Ⅲ.近年の重要政策: 2024年改正入管法
2024年に入管法が改正され、2027年4月に施行される。制度目的と実態のかい離が指摘された技能実習は、育成就労に転換する。育成就労では、本人意向の転籍を一定条件下で認めるなど、外国人の人権に配慮した仕組みが講じられている。また、同法では永住許可制度も見直された。
Ⅳ.秩序ある共生社会に向けた政府の施策
今年1月に政府は「外国人の受入れ・秩序ある共生のための総合的対応策」を新たにとりまとめた。

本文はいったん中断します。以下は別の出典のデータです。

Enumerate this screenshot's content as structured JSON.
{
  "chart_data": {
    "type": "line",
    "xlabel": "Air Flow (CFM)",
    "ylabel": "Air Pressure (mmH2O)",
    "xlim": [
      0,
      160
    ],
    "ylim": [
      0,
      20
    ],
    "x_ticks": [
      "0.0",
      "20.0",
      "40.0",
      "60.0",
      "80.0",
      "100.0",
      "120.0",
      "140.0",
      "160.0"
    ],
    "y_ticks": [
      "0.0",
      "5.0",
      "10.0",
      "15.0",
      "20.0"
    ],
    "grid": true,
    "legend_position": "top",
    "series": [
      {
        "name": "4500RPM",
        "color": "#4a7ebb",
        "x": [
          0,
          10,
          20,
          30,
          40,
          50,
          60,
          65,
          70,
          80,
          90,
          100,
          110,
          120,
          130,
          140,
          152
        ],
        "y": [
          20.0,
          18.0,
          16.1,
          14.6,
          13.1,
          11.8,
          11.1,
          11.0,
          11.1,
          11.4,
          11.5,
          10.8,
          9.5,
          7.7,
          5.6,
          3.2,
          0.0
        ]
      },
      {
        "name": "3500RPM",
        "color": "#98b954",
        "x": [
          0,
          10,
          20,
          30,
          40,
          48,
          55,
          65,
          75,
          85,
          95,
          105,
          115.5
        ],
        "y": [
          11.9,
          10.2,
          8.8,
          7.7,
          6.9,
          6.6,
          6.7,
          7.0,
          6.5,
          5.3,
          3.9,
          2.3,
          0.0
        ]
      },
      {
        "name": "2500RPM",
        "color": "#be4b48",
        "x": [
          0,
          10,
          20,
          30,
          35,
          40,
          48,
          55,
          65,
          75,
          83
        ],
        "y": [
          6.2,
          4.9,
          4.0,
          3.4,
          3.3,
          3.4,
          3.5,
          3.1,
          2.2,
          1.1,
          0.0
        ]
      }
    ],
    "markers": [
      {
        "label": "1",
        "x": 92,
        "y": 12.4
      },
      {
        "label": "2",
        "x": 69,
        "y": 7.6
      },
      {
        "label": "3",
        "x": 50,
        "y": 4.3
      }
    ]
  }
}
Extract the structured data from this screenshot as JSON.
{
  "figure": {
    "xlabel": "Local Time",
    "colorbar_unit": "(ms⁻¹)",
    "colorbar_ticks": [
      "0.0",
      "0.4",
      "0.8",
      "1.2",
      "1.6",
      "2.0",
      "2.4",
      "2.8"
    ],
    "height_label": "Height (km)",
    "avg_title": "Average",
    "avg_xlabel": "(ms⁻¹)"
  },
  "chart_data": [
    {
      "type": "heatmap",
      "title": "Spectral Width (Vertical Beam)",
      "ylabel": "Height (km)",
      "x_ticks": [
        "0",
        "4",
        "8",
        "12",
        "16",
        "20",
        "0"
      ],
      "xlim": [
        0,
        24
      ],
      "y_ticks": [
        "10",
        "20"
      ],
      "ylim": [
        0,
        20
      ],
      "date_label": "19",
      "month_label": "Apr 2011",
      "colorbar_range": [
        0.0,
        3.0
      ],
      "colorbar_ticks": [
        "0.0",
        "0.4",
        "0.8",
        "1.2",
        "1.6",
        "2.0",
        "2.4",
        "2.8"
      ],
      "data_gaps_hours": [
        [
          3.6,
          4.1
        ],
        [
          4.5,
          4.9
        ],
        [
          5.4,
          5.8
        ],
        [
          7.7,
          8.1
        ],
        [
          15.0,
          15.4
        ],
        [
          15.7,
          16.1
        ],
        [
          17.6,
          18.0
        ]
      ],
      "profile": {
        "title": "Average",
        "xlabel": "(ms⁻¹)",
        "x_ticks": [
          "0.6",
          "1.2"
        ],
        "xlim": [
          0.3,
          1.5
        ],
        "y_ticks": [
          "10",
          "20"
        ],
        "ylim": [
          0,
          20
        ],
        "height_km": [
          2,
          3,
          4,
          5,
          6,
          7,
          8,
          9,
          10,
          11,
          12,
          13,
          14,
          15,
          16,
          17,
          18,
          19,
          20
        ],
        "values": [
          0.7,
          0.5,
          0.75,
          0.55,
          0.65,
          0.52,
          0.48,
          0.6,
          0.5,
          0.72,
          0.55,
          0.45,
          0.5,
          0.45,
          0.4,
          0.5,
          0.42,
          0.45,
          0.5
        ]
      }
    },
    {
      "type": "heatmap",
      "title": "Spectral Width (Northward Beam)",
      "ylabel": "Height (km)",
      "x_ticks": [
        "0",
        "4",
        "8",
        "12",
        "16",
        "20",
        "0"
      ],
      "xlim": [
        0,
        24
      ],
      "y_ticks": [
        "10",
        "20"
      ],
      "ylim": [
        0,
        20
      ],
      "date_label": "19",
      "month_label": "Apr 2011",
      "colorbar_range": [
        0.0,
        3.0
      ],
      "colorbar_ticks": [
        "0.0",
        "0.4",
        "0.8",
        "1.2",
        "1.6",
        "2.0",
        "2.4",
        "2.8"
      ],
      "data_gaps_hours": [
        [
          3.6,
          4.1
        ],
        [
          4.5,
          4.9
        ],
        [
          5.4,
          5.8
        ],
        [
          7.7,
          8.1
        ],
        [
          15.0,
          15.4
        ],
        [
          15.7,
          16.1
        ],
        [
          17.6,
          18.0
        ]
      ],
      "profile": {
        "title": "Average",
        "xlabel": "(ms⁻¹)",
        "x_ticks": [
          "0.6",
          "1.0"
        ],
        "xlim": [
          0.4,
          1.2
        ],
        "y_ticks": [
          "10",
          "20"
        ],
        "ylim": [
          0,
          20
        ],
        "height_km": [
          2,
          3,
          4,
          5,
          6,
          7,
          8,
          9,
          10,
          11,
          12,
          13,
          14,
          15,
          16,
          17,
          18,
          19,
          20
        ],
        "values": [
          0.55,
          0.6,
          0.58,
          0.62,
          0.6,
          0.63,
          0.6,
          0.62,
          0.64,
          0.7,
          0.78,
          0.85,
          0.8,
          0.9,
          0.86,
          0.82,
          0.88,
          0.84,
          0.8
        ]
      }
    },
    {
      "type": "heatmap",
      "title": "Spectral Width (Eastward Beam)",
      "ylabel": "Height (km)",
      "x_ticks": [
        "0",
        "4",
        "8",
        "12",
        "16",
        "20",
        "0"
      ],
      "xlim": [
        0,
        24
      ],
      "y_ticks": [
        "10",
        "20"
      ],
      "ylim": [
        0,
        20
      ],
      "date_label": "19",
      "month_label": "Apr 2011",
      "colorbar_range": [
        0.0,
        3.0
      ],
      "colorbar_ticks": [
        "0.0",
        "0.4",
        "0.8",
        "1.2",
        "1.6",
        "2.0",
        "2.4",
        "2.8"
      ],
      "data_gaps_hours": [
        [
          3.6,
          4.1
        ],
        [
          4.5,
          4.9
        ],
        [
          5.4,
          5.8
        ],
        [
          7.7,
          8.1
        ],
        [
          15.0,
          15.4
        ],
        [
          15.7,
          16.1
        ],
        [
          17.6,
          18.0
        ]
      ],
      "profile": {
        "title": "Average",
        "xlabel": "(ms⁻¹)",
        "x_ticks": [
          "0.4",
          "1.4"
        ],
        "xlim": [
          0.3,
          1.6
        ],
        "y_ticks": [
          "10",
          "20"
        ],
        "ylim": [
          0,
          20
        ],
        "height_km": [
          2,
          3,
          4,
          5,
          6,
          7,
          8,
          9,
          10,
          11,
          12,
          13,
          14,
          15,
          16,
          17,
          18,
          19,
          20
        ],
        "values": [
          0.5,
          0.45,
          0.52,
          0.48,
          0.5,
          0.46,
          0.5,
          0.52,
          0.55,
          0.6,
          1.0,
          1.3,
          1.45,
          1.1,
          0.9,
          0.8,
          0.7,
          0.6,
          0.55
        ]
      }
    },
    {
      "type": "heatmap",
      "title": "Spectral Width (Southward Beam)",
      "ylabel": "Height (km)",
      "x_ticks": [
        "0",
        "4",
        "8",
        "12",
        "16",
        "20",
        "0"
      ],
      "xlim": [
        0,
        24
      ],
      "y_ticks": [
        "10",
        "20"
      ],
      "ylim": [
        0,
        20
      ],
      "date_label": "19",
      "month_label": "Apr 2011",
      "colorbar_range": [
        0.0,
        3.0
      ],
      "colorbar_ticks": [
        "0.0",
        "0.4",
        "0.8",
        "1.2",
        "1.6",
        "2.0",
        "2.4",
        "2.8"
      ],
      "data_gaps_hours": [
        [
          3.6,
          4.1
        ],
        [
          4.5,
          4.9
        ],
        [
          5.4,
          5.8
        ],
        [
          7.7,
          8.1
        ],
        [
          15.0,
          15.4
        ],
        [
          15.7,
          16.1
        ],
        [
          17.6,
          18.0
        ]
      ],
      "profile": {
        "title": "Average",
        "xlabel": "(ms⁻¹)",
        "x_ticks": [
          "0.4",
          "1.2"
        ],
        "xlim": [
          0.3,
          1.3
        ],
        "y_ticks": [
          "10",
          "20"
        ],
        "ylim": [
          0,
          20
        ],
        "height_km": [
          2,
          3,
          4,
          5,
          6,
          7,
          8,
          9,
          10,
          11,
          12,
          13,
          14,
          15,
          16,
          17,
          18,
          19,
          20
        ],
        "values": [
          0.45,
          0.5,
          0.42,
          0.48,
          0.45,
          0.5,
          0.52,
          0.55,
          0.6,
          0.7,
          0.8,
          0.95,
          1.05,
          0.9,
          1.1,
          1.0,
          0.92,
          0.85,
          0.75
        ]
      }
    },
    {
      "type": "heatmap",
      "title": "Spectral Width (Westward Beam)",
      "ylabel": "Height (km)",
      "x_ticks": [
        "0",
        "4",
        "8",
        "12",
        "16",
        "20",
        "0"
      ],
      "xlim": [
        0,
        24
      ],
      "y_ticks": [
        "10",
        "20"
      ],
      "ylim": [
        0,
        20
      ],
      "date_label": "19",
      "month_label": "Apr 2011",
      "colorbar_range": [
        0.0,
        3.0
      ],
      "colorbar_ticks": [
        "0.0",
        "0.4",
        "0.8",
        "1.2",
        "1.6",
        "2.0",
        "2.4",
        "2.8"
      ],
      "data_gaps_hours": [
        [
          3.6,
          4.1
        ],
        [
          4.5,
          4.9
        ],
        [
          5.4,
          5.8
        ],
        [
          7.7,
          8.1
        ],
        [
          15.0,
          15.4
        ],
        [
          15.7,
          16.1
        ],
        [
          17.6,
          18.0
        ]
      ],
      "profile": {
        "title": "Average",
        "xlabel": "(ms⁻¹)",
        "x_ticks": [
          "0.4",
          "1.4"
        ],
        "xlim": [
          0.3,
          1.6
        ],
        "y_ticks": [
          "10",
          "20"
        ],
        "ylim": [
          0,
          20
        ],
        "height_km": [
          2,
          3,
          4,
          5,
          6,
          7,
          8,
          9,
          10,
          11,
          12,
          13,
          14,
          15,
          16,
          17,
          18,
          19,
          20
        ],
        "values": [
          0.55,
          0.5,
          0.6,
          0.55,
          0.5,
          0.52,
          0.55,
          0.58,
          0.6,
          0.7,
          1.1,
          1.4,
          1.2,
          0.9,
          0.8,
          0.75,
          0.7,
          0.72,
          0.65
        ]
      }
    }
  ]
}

この総合的対応策では、出入国在留管理や各種制度の適正化など「秩序」に係る施策が大幅に拡充された。なかでも日本語・社会制度の学習プログラムの創設方針は、従来にない取組として注目される。
Ⅴ.外国人政策の次なる展開
高市政権が今後策定する外国人政策のグランドデザインでは、現業作業の領域における外国人労働者の受け入れを抑制的にコントロールする方針が打ち出される可能性もある。しかし、人手不足が経済成長のボトルネックとなるような事態は避ける必要があるだろう。また、これまで高市政権では秩序に偏ったメッセージが目立ったが、目指す共生社会の姿やそこへの道筋も国民に示してもらいたい。